The securities regulators of Hong Kong started to let companies apply for a crypto fund license about a year ago, but not many licenses were issued so far. According to a recent report made by Reuters, the Securities and Futures Commission of the region is denying most of the applications, which is getting in the way of making cryptos mainstream in Hong Kong.
Initially, the regulators decided to start emitting licenses at the end of 2018. They would work as way for the markets to be protected from scams, as people would be able to check if a company was really licensed to operate in the country.
These licenses were among the first ones in the global scenario. They would allow managers to sell virtual assets for investors. Unfortunately, most companies are struggling to be approved, as the requirements are steep and the regulators do not seem to be satisfiable.

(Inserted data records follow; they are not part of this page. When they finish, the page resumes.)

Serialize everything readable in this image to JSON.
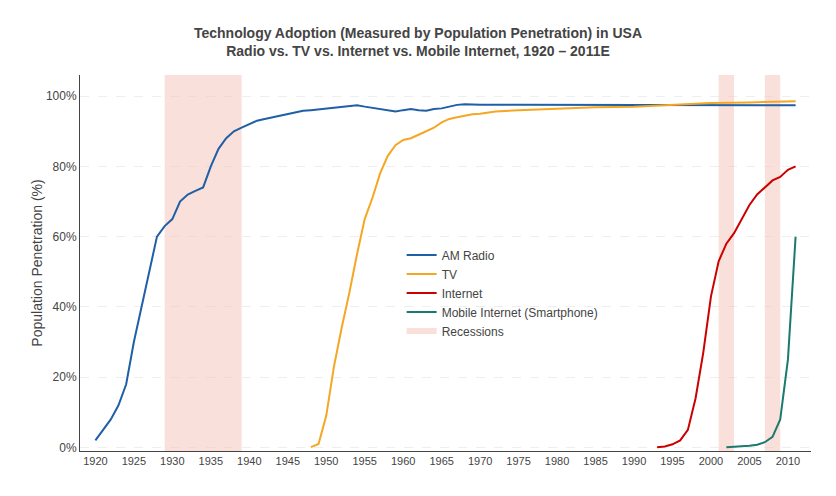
{
  "chart_data": {
    "type": "line",
    "title": "Technology Adoption (Measured by Population Penetration) in USA",
    "subtitle": "Radio vs. TV vs. Internet vs. Mobile Internet, 1920 – 2011E",
    "ylabel": "Population Penetration (%)",
    "xlim": [
      1918,
      2013
    ],
    "ylim": [
      -0.01,
      1.06
    ],
    "xticks": [
      1920,
      1925,
      1930,
      1935,
      1940,
      1945,
      1950,
      1955,
      1960,
      1965,
      1970,
      1975,
      1980,
      1985,
      1990,
      1995,
      2000,
      2005,
      2010
    ],
    "yticks": [
      {
        "value": 0,
        "label": "0%"
      },
      {
        "value": 0.2,
        "label": "20%"
      },
      {
        "value": 0.4,
        "label": "40%"
      },
      {
        "value": 0.6,
        "label": "60%"
      },
      {
        "value": 0.8,
        "label": "80%"
      },
      {
        "value": 1.0,
        "label": "100%"
      }
    ],
    "grid": true,
    "legend": "center",
    "series": [
      {
        "name": "AM Radio",
        "color": "#1f5fa6",
        "x": [
          1920,
          1921,
          1922,
          1923,
          1924,
          1925,
          1926,
          1927,
          1928,
          1929,
          1930,
          1931,
          1932,
          1933,
          1934,
          1935,
          1936,
          1937,
          1938,
          1939,
          1940,
          1941,
          1942,
          1943,
          1944,
          1945,
          1946,
          1947,
          1948,
          1949,
          1950,
          1951,
          1952,
          1953,
          1954,
          1955,
          1956,
          1957,
          1958,
          1959,
          1960,
          1961,
          1962,
          1963,
          1964,
          1965,
          1966,
          1967,
          1968,
          1969,
          1970,
          1975,
          1980,
          1985,
          1990,
          1995,
          2000,
          2005,
          2011
        ],
        "values": [
          0.02,
          0.05,
          0.08,
          0.12,
          0.18,
          0.3,
          0.4,
          0.5,
          0.6,
          0.63,
          0.65,
          0.7,
          0.72,
          0.73,
          0.74,
          0.8,
          0.85,
          0.88,
          0.9,
          0.91,
          0.92,
          0.93,
          0.935,
          0.94,
          0.945,
          0.95,
          0.955,
          0.958,
          0.96,
          0.962,
          0.965,
          0.968,
          0.97,
          0.972,
          0.974,
          0.97,
          0.966,
          0.962,
          0.958,
          0.956,
          0.96,
          0.963,
          0.96,
          0.958,
          0.963,
          0.965,
          0.97,
          0.975,
          0.977,
          0.976,
          0.975,
          0.975,
          0.975,
          0.975,
          0.974,
          0.974,
          0.974,
          0.974,
          0.974
        ]
      },
      {
        "name": "TV",
        "color": "#f5a623",
        "x": [
          1948,
          1949,
          1950,
          1951,
          1952,
          1953,
          1954,
          1955,
          1956,
          1957,
          1958,
          1959,
          1960,
          1961,
          1962,
          1963,
          1964,
          1965,
          1966,
          1967,
          1968,
          1969,
          1970,
          1971,
          1972,
          1975,
          1980,
          1985,
          1990,
          1995,
          2000,
          2005,
          2011
        ],
        "values": [
          0.001,
          0.01,
          0.09,
          0.23,
          0.34,
          0.44,
          0.55,
          0.65,
          0.71,
          0.78,
          0.83,
          0.86,
          0.875,
          0.88,
          0.89,
          0.9,
          0.91,
          0.925,
          0.935,
          0.94,
          0.945,
          0.948,
          0.95,
          0.953,
          0.956,
          0.96,
          0.965,
          0.968,
          0.97,
          0.975,
          0.98,
          0.982,
          0.985
        ]
      },
      {
        "name": "Internet",
        "color": "#cc0000",
        "x": [
          1993,
          1994,
          1995,
          1996,
          1997,
          1998,
          1999,
          2000,
          2001,
          2002,
          2003,
          2004,
          2005,
          2006,
          2007,
          2008,
          2009,
          2010,
          2011
        ],
        "values": [
          0.001,
          0.003,
          0.009,
          0.02,
          0.05,
          0.14,
          0.27,
          0.43,
          0.53,
          0.58,
          0.61,
          0.65,
          0.69,
          0.72,
          0.74,
          0.76,
          0.77,
          0.79,
          0.8
        ]
      },
      {
        "name": "Mobile Internet (Smartphone)",
        "color": "#1a7a6e",
        "x": [
          2002,
          2003,
          2004,
          2005,
          2006,
          2007,
          2008,
          2009,
          2010,
          2011
        ],
        "values": [
          0.001,
          0.002,
          0.003,
          0.005,
          0.008,
          0.015,
          0.03,
          0.08,
          0.25,
          0.6
        ]
      }
    ],
    "bands": {
      "name": "Recessions",
      "color": "#f5c6bc",
      "ranges": [
        [
          1929,
          1939
        ],
        [
          2001,
          2003
        ],
        [
          2007,
          2009
        ]
      ]
    }
  }
}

One of the main reasons why companies are having so much trouble to comply with the requirements is because they are mostly very small in both size and ambitions. It seems that the regulators predicted that only large funds would try to get the license, so they tailored the requirements for them.
In its report, Reuters identified a single company that was approved for a license: Diginex. The company operates a kind of “fund of funds”. The reason for that is because the approved companies are not publicly listed.
The CEO of Diginex, Richard Byworth, affirmed that the company believes that regulation is important in order to build a trustworthy relationship with the clients, which is why they did it as soon as possible.